Deliveries of the 787 have been postponed by nearly two years partly because of problems with components made by suppliers and work that suppliers didn’t complete. Those problems are expected to cost Boeing billions of dollars in added expenses and penalties.
Boeing is using suppliers from around the world to build large sections of the plane that are later assembled at the company’s commercial aircraft plant in Everett. Boeing has booked orders for a record 850 of the planes, though some 60 orders have been canceled so far this year.
Dicks, the third-ranking member of the House Appropriations Committee, has long been an aggressive Boeing supporter. He told the Times the labor ultimatum was laid out for him and other members of Washington’s congressional delegation by “high-ranking people” at Boeing whom he declined to name.
Dicks also said that at a March meeting with Boeing CEO Jim McNerney, arranged by Gregoire and held in the Washington, D.C., office of Sen. Patty Murray, D-Wash., “McNerney was very candid.”
“The message was that we need to get a resolution of this (strike) problem. We can’t live with this,” Dicks said.
He said Sen. Maria Cantwell, D-Wash., and most of Washington’s U.S. representatives were present, as McNerney described how Boeing plans a detailed assessment of where to put a second 787 assembly line in an open competition, with Everett as only one option.
Gregoire said that before Boeing decides on where to place a second 787 line, she plans to go to company headquarters in Chicago and make the case for the Puget Sound region before Boeing’s board.
Gregoire said a no-strike agreement is an ambitious goal for Boeing, and is something that cannot be achieved through legislation.
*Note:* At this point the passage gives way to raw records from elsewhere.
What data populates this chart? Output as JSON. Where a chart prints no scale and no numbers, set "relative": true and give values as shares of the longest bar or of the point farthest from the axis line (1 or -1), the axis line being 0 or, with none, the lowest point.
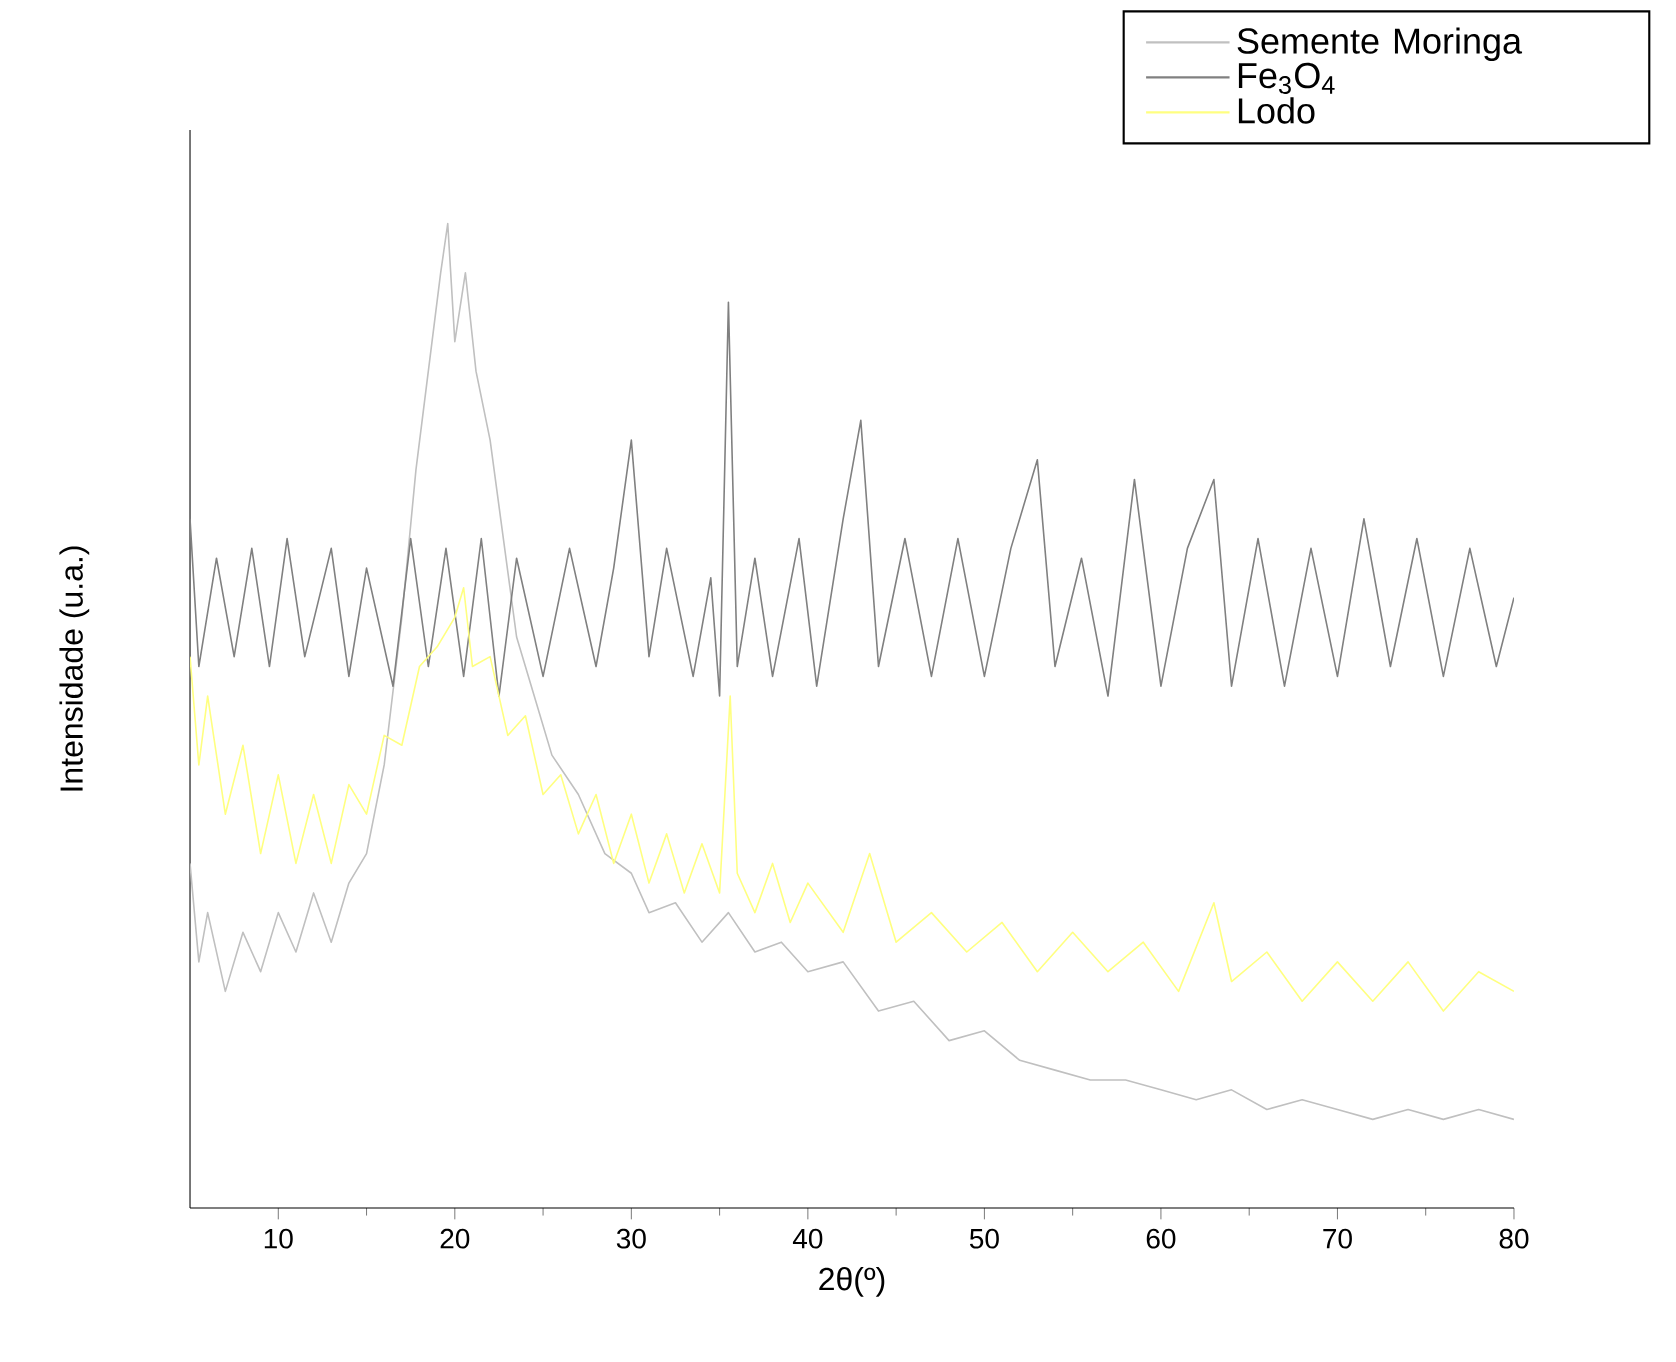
{
  "chart_data": {
    "type": "line",
    "relative": true,
    "xlabel": "2θ(º)",
    "ylabel": "Intensidade (u.a.)",
    "xlim": [
      5,
      80
    ],
    "xticks": [
      10,
      20,
      30,
      40,
      50,
      60,
      70,
      80
    ],
    "legend": "top right",
    "grid": false,
    "series": [
      {
        "name": "Semente Moringa",
        "color": "#c0c0c0",
        "x": [
          5,
          5.5,
          6,
          7,
          8,
          9,
          10,
          11,
          12,
          13,
          14,
          15,
          16,
          17,
          17.8,
          18.5,
          19.2,
          19.6,
          20,
          20.6,
          21.2,
          22,
          22.6,
          23.5,
          24.5,
          25.5,
          27,
          28.5,
          30,
          31,
          32.5,
          34,
          35.5,
          37,
          38.5,
          40,
          42,
          44,
          46,
          48,
          50,
          52,
          54,
          56,
          58,
          60,
          62,
          64,
          66,
          68,
          70,
          72,
          74,
          76,
          78,
          80
        ],
        "values": [
          0.35,
          0.25,
          0.3,
          0.22,
          0.28,
          0.24,
          0.3,
          0.26,
          0.32,
          0.27,
          0.33,
          0.36,
          0.45,
          0.6,
          0.75,
          0.85,
          0.95,
          1.0,
          0.88,
          0.95,
          0.85,
          0.78,
          0.7,
          0.58,
          0.52,
          0.46,
          0.42,
          0.36,
          0.34,
          0.3,
          0.31,
          0.27,
          0.3,
          0.26,
          0.27,
          0.24,
          0.25,
          0.2,
          0.21,
          0.17,
          0.18,
          0.15,
          0.14,
          0.13,
          0.13,
          0.12,
          0.11,
          0.12,
          0.1,
          0.11,
          0.1,
          0.09,
          0.1,
          0.09,
          0.1,
          0.09
        ]
      },
      {
        "name": "Fe$_{3}$O$_{4}$",
        "color": "#808080",
        "x": [
          5,
          5.5,
          6.5,
          7.5,
          8.5,
          9.5,
          10.5,
          11.5,
          13,
          14,
          15,
          16.5,
          17.5,
          18.5,
          19.5,
          20.5,
          21.5,
          22.5,
          23.5,
          25,
          26.5,
          28,
          29,
          30,
          31,
          32,
          33.5,
          34.5,
          35,
          35.5,
          36,
          37,
          38,
          39.5,
          40.5,
          42,
          43,
          44,
          45.5,
          47,
          48.5,
          50,
          51.5,
          53,
          54,
          55.5,
          57,
          58.5,
          60,
          61.5,
          63,
          64,
          65.5,
          67,
          68.5,
          70,
          71.5,
          73,
          74.5,
          76,
          77.5,
          79,
          80
        ],
        "values": [
          0.7,
          0.55,
          0.66,
          0.56,
          0.67,
          0.55,
          0.68,
          0.56,
          0.67,
          0.54,
          0.65,
          0.53,
          0.68,
          0.55,
          0.67,
          0.54,
          0.68,
          0.52,
          0.66,
          0.54,
          0.67,
          0.55,
          0.65,
          0.78,
          0.56,
          0.67,
          0.54,
          0.64,
          0.52,
          0.92,
          0.55,
          0.66,
          0.54,
          0.68,
          0.53,
          0.7,
          0.8,
          0.55,
          0.68,
          0.54,
          0.68,
          0.54,
          0.67,
          0.76,
          0.55,
          0.66,
          0.52,
          0.74,
          0.53,
          0.67,
          0.74,
          0.53,
          0.68,
          0.53,
          0.67,
          0.54,
          0.7,
          0.55,
          0.68,
          0.54,
          0.67,
          0.55,
          0.62
        ]
      },
      {
        "name": "Lodo",
        "color": "#ffff80",
        "x": [
          5,
          5.5,
          6,
          7,
          8,
          9,
          10,
          11,
          12,
          13,
          14,
          15,
          16,
          17,
          18,
          19,
          20,
          20.5,
          21,
          22,
          23,
          24,
          25,
          26,
          27,
          28,
          29,
          30,
          31,
          32,
          33,
          34,
          35,
          35.6,
          36,
          37,
          38,
          39,
          40,
          42,
          43.5,
          45,
          47,
          49,
          51,
          53,
          55,
          57,
          59,
          61,
          63,
          64,
          66,
          68,
          70,
          72,
          74,
          76,
          78,
          80
        ],
        "values": [
          0.56,
          0.45,
          0.52,
          0.4,
          0.47,
          0.36,
          0.44,
          0.35,
          0.42,
          0.35,
          0.43,
          0.4,
          0.48,
          0.47,
          0.55,
          0.57,
          0.6,
          0.63,
          0.55,
          0.56,
          0.48,
          0.5,
          0.42,
          0.44,
          0.38,
          0.42,
          0.35,
          0.4,
          0.33,
          0.38,
          0.32,
          0.37,
          0.32,
          0.52,
          0.34,
          0.3,
          0.35,
          0.29,
          0.33,
          0.28,
          0.36,
          0.27,
          0.3,
          0.26,
          0.29,
          0.24,
          0.28,
          0.24,
          0.27,
          0.22,
          0.31,
          0.23,
          0.26,
          0.21,
          0.25,
          0.21,
          0.25,
          0.2,
          0.24,
          0.22
        ]
      }
    ]
  }
}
Dicks said any such agreement would have to involve some kind of binding independent arbitration of disputes between Boeing and the Machinists.
Wroblewski said there have not yet been any extensive discussions on the subject.
“If we were to have these discussions, the company would have to come through with something … guaranteed employment of some sort,” he said. “The trade-offs would be huge.”